10. The transfer device (1) according to claim 7, 8, or 9,

characterized in that the partial vacuum line (9) is connected via one restriction opening (10)—which limits the flow of fluids suctioned out of the chamber(s) (5′) and entering the partial vacuum line (9)—to each of the individual chamber(s) (5′).

11. The transfer device (1) according to claim 7 or 8,

characterized in that the first plate (14) also includes overpressure lines (28) for supplying a pressurized fluid (29) to the containers (3, 3′).

12. The transfer device (1) according to claim 7,

characterized in that the enclosure means (4) also include a second plate (15), which includes the intake openings (6) having the edge regions (7).

13. The transfer device (1) according to one of the preceding claims,

characterized in that the enclosure means (4) also include a third plate (16), which includes at least a part of the individual chambers (5′) and/or at least a part of the collection spaces (12).

14. The transfer device (1) according to claim 13,

characterized in that the third plate (16) includes individually closable emptying openings (13) for liquids.

15. The transfer device (1) according to claim 8 or 12,

characterized in that the edge regions (7) include a sealing means (17).

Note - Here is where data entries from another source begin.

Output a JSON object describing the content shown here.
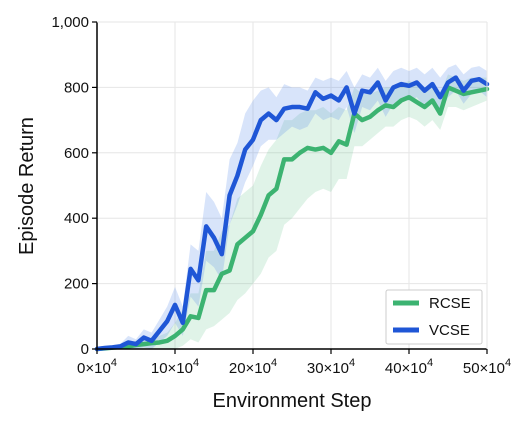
{
  "chart_data": {
    "type": "line",
    "xlabel": "Environment Step",
    "ylabel": "Episode Return",
    "xlim": [
      0,
      500000
    ],
    "ylim": [
      0,
      1000
    ],
    "x_ticks": [
      0,
      100000,
      200000,
      300000,
      400000,
      500000
    ],
    "x_tick_mantissas": [
      "0",
      "10",
      "20",
      "30",
      "40",
      "50"
    ],
    "x_tick_base": "×10",
    "x_tick_exponent": "4",
    "y_ticks": [
      0,
      200,
      400,
      600,
      800,
      1000
    ],
    "y_tick_labels": [
      "0",
      "200",
      "400",
      "600",
      "800",
      "1,000"
    ],
    "grid": true,
    "legend_position": "bottom-right",
    "x": [
      0,
      10000,
      20000,
      30000,
      40000,
      50000,
      60000,
      70000,
      80000,
      90000,
      100000,
      110000,
      120000,
      130000,
      140000,
      150000,
      160000,
      170000,
      180000,
      190000,
      200000,
      210000,
      220000,
      230000,
      240000,
      250000,
      260000,
      270000,
      280000,
      290000,
      300000,
      310000,
      320000,
      330000,
      340000,
      350000,
      360000,
      370000,
      380000,
      390000,
      400000,
      410000,
      420000,
      430000,
      440000,
      450000,
      460000,
      470000,
      480000,
      490000,
      500000
    ],
    "series": [
      {
        "name": "RCSE",
        "color": "#3cb371",
        "band_color": "#3cb371",
        "values": [
          0,
          2,
          4,
          6,
          8,
          12,
          15,
          18,
          20,
          25,
          40,
          60,
          100,
          95,
          180,
          180,
          230,
          240,
          320,
          340,
          360,
          410,
          470,
          490,
          580,
          580,
          600,
          615,
          610,
          615,
          600,
          635,
          625,
          720,
          700,
          710,
          730,
          745,
          740,
          760,
          770,
          755,
          740,
          760,
          720,
          800,
          790,
          780,
          785,
          790,
          795
        ],
        "lower": [
          0,
          0,
          0,
          0,
          0,
          0,
          0,
          0,
          0,
          0,
          0,
          10,
          30,
          20,
          60,
          70,
          90,
          110,
          150,
          170,
          200,
          230,
          280,
          300,
          380,
          400,
          430,
          460,
          480,
          490,
          480,
          520,
          520,
          620,
          620,
          640,
          660,
          680,
          680,
          700,
          710,
          700,
          680,
          700,
          670,
          740,
          740,
          730,
          740,
          750,
          760
        ],
        "upper": [
          5,
          8,
          10,
          14,
          18,
          25,
          30,
          35,
          40,
          50,
          80,
          120,
          170,
          170,
          300,
          300,
          360,
          380,
          460,
          480,
          500,
          560,
          610,
          640,
          700,
          700,
          720,
          730,
          730,
          740,
          720,
          740,
          730,
          800,
          780,
          780,
          790,
          800,
          800,
          810,
          820,
          810,
          800,
          810,
          780,
          840,
          830,
          820,
          830,
          830,
          830
        ]
      },
      {
        "name": "VCSE",
        "color": "#1f56d6",
        "band_color": "#4f86e8",
        "values": [
          0,
          3,
          5,
          8,
          20,
          15,
          35,
          25,
          55,
          85,
          135,
          80,
          245,
          210,
          375,
          340,
          290,
          470,
          530,
          610,
          640,
          700,
          720,
          700,
          735,
          740,
          740,
          735,
          785,
          765,
          775,
          760,
          800,
          720,
          790,
          785,
          815,
          760,
          800,
          810,
          805,
          815,
          790,
          810,
          770,
          815,
          830,
          790,
          820,
          825,
          810
        ],
        "lower": [
          0,
          0,
          0,
          0,
          0,
          0,
          5,
          0,
          20,
          40,
          80,
          40,
          160,
          130,
          270,
          250,
          210,
          380,
          440,
          510,
          560,
          620,
          640,
          640,
          660,
          680,
          670,
          680,
          720,
          700,
          710,
          700,
          740,
          660,
          740,
          730,
          760,
          710,
          750,
          760,
          760,
          770,
          740,
          760,
          720,
          770,
          790,
          750,
          780,
          790,
          770
        ],
        "upper": [
          5,
          8,
          12,
          16,
          40,
          30,
          60,
          50,
          90,
          130,
          190,
          130,
          320,
          300,
          480,
          450,
          400,
          580,
          630,
          720,
          760,
          790,
          800,
          770,
          810,
          800,
          800,
          790,
          830,
          820,
          830,
          820,
          850,
          800,
          840,
          830,
          860,
          820,
          850,
          860,
          850,
          860,
          840,
          860,
          830,
          860,
          870,
          840,
          860,
          865,
          850
        ]
      }
    ]
  }
}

16. The transfer device (1) according to one of claims 7 through 15,

characterized in that the first plate (14) and/or the second plate (15) are implemented as a seal.

17. The transfer device (1) according to one of claims 12 through 16,

characterized in that it includes a seal (18), which sealingly connects the first and/or second and/or third plate (14, 15, 16) to one another.

18. The transfer device (1) according to one of the preceding claims,

characterized in that it includes compression means (19), which are implemented to amplify a sealing connection of the enclosure means (4, 14, 15, 16).

19. The transfer device (1) according to one of the preceding claims,

characterized in that it includes at least one partial vacuum line (9), which leads to the chamber (5) and is connectable to a suction pump, for evacuating the chamber (5).

20. The transfer device (1) according to claim 19,

characterized in that the edge regions (7) may be sealed to environmental fluids (8) by applying at least a part of a container (3, 3′) containing fluid samples (2, 2′).

21. The transfer device (1) according to one of the preceding claims,

characterized in that the restriction openings (10) each include an individually activatable valve (11) for individually opening and closing each individual restriction opening (10).

22. A method of removing fluid samples (2) from containers (3) and of introducing these fluid samples (2) into chambers (5) positioned under these containers using a transfer device (1), which includes an individual chamber (5′, 5″) for each of the containers (3, 3′),

characterized in that the transfer device (1) has enclosure means (4), which including a single, individually assigned restriction opening (10) for each container (3, 3′) or for each chamber (5, 5′,5″), the flow of fluids to be introduced into the containers (3, 3′) or removed from the chambers (5, 5′, 5″) being limited by these restriction openings (10).

23. The method according to claim 22,

characterized in that liquids (2′) are aspirated and/or squeezed out of wells (3′) of SPE plates (3″) for the solid phase extraction and elution of organic and/or inorganic particles.

24. The method according to claim 22 or 23,

characterized in that the fluid samples (2) are collected individually in individual collection spaces (12) and/or in wells (5″) of a microplate placed underneath.

25. The method according to claim 22 or 23,

characterized in that the fluid samples (2) are individually collected immobilized on surfaces (20), particularly on MALDI-MS targets (21).